Plant Collections

The Gondwana Garden

Visitors arriving at the Gondwana Garden at Cranbourne Gardens, located to the north of the Eucalypt Walk and south of the Ian Potter Lakeside Precinct, will discover a lush, abundantly planted place representing the connections between Australia’s ancient Gondwanan rainforests and the evolutionary history of the earth and its biodiversity. The range of plant species has been carefully compiled with input from expert Gardens' botanists to provide visitors with experiences reminiscent of forests in those long-distant times.

The Gondwana Garden’s design includes a striking series of natural hexagonal basalt columns that reflect similar natural igneous rock formations in the Australian landscape, and provide a reference to the role of volcanic activity in the earth-forming of the ancient super-continent of Gondwana.

The Gondwana Shelter includes glass interpretive panels that outline how Earth has evolved over millions of years. 

Best Viewed

  • Winter, Spring, Summer, Autumn

Key Plants

Antarctic Beech (Nothofagus moorei) This species naturally occurs in the cool temperate rainforests of northern NSW and Southern Qld. Nothofagus species naturally occur in Australia, South America, New Zealand. 

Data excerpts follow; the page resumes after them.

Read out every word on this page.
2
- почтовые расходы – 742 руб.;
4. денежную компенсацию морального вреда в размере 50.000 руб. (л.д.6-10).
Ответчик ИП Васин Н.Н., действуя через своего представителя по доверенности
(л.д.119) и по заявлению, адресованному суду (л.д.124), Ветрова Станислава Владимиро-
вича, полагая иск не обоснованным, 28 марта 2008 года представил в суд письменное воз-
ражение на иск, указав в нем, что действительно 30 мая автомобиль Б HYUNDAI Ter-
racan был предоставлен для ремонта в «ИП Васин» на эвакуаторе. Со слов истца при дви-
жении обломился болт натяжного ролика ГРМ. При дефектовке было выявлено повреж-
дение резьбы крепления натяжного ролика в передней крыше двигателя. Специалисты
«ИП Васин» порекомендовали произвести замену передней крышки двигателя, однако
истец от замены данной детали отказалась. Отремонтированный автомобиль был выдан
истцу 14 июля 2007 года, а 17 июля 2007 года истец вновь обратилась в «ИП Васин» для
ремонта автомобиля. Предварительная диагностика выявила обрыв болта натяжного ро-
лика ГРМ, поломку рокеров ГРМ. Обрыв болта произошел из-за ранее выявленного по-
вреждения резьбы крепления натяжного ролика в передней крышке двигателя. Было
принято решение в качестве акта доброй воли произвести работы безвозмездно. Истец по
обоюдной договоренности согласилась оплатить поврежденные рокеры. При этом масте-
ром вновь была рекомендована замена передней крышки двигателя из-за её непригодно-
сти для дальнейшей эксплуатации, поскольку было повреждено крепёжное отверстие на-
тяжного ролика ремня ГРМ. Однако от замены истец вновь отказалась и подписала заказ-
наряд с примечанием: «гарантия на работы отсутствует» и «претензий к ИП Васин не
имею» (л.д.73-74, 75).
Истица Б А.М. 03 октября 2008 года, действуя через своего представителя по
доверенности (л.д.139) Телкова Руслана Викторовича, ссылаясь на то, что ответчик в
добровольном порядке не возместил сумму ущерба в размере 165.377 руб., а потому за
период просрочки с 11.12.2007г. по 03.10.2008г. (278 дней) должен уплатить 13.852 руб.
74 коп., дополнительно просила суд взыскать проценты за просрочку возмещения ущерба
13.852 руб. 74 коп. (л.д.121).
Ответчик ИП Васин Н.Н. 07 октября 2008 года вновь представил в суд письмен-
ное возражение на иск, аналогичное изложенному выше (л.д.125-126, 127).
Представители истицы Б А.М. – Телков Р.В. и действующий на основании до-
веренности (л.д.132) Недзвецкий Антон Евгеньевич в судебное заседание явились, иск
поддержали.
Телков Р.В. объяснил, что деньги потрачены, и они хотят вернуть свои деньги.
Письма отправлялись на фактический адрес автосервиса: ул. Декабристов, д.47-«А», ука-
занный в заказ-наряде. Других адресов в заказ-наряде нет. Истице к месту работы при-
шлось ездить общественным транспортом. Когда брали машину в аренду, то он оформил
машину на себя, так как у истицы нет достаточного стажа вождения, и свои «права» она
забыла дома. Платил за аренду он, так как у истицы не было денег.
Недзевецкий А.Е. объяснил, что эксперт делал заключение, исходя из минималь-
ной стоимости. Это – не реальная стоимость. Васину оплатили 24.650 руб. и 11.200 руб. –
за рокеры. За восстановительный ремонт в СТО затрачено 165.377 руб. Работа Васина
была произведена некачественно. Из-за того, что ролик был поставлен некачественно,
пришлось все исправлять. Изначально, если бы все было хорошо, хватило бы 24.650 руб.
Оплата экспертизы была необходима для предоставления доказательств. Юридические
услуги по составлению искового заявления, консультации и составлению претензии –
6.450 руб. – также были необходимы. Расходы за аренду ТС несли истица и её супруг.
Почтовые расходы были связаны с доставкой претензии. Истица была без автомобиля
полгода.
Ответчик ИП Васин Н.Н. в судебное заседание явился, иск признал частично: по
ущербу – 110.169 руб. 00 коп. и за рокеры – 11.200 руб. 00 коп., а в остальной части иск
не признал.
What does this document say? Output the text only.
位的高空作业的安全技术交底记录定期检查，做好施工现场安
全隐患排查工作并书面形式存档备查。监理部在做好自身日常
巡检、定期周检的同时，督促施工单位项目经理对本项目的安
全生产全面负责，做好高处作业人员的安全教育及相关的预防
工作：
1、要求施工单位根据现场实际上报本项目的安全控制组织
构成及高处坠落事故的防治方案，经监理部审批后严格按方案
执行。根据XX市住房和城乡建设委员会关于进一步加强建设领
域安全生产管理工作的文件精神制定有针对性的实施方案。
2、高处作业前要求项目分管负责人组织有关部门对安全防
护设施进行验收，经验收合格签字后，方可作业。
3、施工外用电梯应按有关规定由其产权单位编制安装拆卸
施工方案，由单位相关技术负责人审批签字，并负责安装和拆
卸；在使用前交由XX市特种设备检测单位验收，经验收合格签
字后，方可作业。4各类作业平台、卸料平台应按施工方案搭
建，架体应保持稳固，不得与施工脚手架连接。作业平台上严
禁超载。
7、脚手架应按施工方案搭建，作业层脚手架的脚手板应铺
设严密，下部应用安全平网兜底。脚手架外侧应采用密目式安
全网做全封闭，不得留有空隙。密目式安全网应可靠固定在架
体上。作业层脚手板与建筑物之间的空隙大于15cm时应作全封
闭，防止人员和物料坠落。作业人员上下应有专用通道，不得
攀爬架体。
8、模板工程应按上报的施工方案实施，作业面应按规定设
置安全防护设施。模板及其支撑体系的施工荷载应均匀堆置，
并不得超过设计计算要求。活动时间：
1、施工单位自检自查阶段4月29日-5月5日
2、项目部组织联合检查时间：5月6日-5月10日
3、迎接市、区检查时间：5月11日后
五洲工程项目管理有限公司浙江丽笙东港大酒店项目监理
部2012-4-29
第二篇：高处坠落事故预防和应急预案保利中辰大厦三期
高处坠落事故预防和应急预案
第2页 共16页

Wollemi Pine (Wollemia nobilis) The Wollemi Pine is a ‘Dinosaur tree’ or ‘living fossil’, which was discovered in 1994 in the Wollemi National Park, NSW. In cultivation they prefer a protected or cooler spot in the garden and appreciated regular watering during dry spells. 

Curator Notes

Growing rainforest plants can be a bit of a challenge in Melbourne Gardens – The plants in this garden come from 2 main types of rainforests – Cool temperate rainforest where conditions are typically a fair bit cooler and moister than Melbourne, or warm temperate rainforest where conditions are warmer and more humid than much of Melbourne. Our approach has been to select species that are not too finicky about requiring the exact conditions that they would receive in their natural habitats. By selecting more hardy species suited to the current conditions we will, over time, create a different microclimate and introduce a broader range of species when the conditions are more favourable to their growth.